I not attempting to address whether you should be coming across nor if it is in itself correct but it is the result of our decision to materialize all blank nodes

as of a week or so again there is a page stub for these

https://monarchinitiative.org/.well-known/genid/NCBIGene5435product

there are plans to flesh it out with label ,type, and links to ancestors & decedents there also needs to be a catchall for bnode ids which have sunsetted

The "identifier" portion "NCBIGene5435product" is a pattern that predates me (and came out of your office space) current best practice would have as a opaque digest and the bnode would have include that information as its label

searching GH for skolem* will find more details

— You are receiving this because you authored the thread. Reply to this email directly, view it on GitHub https://github.com/monarch-initiative/dipper/issues/541#issuecomment-338068232, or mute the thread https://github.com/notifications/unsubscribe-auth/ABcuEEtpuV3leiBPIs242rHGK1Yl9s2_ks5st9-cgaJpZM4P_7iN .

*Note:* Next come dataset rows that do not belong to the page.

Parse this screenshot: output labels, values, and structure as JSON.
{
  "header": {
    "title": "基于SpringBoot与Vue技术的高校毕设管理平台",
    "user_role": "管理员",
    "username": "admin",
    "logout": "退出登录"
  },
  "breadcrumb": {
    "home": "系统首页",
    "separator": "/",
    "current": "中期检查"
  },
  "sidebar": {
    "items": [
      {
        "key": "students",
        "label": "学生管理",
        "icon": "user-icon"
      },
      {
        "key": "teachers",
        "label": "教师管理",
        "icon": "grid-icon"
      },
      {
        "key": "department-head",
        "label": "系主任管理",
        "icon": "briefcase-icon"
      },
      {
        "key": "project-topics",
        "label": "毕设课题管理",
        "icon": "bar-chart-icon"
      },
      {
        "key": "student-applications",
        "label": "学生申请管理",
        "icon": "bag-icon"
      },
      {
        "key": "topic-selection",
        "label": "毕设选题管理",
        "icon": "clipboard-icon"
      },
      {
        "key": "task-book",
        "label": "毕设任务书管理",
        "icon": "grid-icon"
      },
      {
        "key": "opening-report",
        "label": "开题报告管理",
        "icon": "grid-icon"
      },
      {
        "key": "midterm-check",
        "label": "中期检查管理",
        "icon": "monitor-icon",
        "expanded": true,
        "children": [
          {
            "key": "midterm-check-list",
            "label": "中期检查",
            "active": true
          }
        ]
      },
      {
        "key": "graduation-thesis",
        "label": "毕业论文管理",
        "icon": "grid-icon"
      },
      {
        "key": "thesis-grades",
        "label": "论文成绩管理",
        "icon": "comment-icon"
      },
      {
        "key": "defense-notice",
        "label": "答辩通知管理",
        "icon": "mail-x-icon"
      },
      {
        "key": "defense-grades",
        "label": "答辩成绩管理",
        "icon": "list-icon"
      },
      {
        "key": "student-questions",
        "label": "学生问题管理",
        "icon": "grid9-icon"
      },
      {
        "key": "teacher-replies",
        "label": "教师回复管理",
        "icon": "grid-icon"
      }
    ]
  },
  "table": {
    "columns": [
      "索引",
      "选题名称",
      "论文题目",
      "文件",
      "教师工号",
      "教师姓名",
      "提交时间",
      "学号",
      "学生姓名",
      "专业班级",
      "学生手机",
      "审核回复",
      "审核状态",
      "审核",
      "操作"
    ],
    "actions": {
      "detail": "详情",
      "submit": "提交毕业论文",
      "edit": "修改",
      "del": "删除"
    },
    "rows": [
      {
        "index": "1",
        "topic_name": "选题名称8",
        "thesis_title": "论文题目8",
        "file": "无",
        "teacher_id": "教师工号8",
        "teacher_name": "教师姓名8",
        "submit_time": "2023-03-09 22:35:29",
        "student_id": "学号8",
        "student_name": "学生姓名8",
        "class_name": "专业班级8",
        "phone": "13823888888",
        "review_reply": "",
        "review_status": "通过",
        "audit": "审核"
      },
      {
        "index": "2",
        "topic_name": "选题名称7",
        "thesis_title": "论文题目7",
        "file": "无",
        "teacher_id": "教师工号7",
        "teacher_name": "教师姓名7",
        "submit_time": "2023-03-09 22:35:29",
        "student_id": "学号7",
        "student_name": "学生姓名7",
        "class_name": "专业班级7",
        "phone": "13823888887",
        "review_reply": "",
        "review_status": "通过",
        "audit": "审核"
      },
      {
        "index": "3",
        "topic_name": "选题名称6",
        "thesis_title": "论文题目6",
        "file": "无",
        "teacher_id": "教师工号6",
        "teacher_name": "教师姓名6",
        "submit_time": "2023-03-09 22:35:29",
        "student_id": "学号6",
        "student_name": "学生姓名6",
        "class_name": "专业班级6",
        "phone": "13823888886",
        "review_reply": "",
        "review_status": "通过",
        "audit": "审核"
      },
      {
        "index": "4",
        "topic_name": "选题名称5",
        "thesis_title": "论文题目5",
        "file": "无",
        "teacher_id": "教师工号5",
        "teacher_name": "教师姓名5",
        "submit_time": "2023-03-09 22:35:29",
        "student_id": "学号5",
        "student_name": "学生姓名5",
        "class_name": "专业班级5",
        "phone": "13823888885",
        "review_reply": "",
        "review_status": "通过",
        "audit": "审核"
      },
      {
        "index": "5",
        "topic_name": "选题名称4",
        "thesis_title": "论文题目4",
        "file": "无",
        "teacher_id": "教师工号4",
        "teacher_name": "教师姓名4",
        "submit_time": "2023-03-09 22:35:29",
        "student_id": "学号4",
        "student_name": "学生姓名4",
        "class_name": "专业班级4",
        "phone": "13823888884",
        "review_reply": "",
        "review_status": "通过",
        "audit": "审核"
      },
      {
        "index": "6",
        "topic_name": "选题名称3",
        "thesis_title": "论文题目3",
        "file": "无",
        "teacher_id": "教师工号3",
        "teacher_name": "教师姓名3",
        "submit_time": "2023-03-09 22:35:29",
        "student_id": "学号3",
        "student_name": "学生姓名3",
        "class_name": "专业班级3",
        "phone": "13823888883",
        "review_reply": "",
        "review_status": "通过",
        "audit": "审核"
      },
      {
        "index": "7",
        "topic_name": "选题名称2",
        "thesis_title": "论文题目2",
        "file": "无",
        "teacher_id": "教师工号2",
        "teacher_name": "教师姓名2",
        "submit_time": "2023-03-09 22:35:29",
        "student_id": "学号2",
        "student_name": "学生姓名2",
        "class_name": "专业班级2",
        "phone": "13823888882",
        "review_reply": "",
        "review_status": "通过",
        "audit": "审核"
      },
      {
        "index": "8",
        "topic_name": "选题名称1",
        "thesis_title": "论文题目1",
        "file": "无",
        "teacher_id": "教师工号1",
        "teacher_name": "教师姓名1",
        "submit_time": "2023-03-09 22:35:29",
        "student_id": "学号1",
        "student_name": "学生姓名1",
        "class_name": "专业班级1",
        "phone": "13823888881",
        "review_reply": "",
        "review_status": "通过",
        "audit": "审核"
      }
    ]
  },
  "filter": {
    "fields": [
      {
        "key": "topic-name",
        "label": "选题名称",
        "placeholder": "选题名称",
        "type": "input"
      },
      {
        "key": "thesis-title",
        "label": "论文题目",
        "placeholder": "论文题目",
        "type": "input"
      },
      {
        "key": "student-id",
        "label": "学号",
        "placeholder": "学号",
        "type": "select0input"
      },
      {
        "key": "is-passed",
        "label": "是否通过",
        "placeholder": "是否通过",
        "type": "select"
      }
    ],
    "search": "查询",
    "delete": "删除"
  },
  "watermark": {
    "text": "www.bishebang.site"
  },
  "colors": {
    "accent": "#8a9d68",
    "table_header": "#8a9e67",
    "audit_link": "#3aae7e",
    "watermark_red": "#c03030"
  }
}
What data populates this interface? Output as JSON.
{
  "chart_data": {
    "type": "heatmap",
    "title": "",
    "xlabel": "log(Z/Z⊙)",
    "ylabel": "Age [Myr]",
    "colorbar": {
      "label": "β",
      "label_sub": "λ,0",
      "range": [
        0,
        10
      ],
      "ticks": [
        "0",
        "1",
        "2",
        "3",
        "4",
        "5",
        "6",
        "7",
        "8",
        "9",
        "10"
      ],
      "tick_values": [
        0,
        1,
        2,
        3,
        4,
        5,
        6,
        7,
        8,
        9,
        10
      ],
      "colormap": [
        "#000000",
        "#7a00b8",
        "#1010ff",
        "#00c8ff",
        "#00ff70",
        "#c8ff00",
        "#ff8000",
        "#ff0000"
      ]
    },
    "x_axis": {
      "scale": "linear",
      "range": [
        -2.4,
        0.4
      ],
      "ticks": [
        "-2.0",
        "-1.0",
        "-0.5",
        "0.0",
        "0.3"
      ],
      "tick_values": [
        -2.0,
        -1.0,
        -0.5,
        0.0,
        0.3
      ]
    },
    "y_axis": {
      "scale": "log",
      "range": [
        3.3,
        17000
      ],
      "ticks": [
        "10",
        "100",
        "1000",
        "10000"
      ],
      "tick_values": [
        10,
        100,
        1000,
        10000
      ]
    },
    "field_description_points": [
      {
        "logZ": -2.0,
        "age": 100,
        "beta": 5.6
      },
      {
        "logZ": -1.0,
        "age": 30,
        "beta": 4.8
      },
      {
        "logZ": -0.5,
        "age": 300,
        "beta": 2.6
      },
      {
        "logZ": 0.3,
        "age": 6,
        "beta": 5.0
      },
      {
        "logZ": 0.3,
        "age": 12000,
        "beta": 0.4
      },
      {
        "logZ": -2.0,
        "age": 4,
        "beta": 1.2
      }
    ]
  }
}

selewis commented 7 years ago

Actually the param for including blanks was/is set to False, so it doesn't seem to be working...

selewis commented 7 years ago

Perhaps the initial ':' character makes a difference?

TomConlin commented 7 years ago

in RDF turtle ":" (the empty curie prefix) is shorthand for the default base IRI
so
:.well-known/genid/NCBIGene5435product
and
https://monarchinitiative.org/.well-known/genid/NCBIGene5435product
are equivalent

I do not know where you have a parameter to filter blank nodes but not all tools/systems are skolemized blank node aware and may only look for the "_:" curie prefix

selewis commented 7 years ago

Okay, let's close this out. The parameter for blankNodes is passed into GOLr service. Would have to dig into that further. In the meantime, just ignoring it.

selewis commented 7 years ago

Chris would like to leave this open so we don't forget about it.